En plus il y avait tout le monde… Ils t’attendaient […] David, tu es venu jusqu’à chez nous, dans ma famille, tu as vu mon père, mes tantes. Pour nous c’est très important ça. C’est comme si tu faisais partie de la famille. Alors que ce soit moi, Mary ou n’importe lequel des mes frères, c’est la même chose. Si Mary t’a dit de venir c’est comme si Daouda, moi ou Ibrahim t’avait dit de venir. Tu as compris ça ? ».

Mamadou, ayant mis les points sur les « i », nous changeons de sujet et abordons notre sujet de conversation favori : les filles.

Mon absence à la fête de Tabaski a une conséquence immédiate : Mamadou s’est rendu moins disponible au cours des deux semaines qui suivirent cette conversation.

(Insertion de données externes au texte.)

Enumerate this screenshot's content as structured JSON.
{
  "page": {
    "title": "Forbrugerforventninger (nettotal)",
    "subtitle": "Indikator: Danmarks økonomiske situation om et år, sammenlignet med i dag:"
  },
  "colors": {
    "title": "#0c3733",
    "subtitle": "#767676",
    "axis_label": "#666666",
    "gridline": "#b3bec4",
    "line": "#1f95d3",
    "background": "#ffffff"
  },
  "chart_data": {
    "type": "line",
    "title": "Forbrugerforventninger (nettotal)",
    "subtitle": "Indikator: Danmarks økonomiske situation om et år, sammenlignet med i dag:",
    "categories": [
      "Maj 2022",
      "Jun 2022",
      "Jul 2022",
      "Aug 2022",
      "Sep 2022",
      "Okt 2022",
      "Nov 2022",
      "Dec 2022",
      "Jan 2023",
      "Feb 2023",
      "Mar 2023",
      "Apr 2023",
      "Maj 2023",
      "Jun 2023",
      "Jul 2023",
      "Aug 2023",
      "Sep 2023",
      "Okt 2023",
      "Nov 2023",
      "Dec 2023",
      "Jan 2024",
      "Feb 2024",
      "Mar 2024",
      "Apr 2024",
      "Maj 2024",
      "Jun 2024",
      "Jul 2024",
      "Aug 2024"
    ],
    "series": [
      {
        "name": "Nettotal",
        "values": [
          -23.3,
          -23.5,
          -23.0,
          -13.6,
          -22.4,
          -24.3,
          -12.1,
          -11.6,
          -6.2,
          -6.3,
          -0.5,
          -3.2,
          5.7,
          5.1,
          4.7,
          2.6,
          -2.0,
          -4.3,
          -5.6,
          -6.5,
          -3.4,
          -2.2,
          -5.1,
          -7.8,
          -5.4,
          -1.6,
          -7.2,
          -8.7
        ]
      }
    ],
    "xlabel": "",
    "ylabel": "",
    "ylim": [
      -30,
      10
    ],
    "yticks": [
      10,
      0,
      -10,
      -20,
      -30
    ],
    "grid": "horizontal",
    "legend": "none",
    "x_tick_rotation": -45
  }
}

70 Sa déception puis la remontrance qui s’en est suivie doivent être interprétées comme des marqueurs d’une intégration réussie. Quoi qu’il en soit, il m’a fallu réparer cet impair. Et la réparation est passée par la justification de mon absence.

2.3 (A)symétrie sociale ?

Si l’on parle beaucoup de l’asymétrie sociale pour rendre compte de l’état de la relation d’enquête, on parle moins de son corolaire : la symétrie sociale, c'est-à-dire les éléments sociologiques communs à partir desquels se construisent cette relation. Bien sûr, des particularités sociales (comme l’expérience d’immigration, le statut d’étranger ou l’image sociale associée à la couleur de peau) ont toute leur importance. Mais d’autres, au contraire, viennent réduire cette distance comme par exemple les effets d’âge ou de genre, le statut de diplômé ou de travailleur précaire. Le sociologue a tendance à insister sur les dissemblances, les incompréhensions et les points de tension qui instaurent une frontière entre lui et ses interlocuteurs. Or, les affinités et les similitudes sociales révèlent également la teneur de leur relation ; elles disent quelque chose du milieu étudié.

Nous étions des hommes âgés d’une trentaine d’années, nous étions parisiens, nous étions diplômés et d’origine sociale bourgeoise, autant de critères sociaux qui nous ont – à bien des occasions - rapprochés.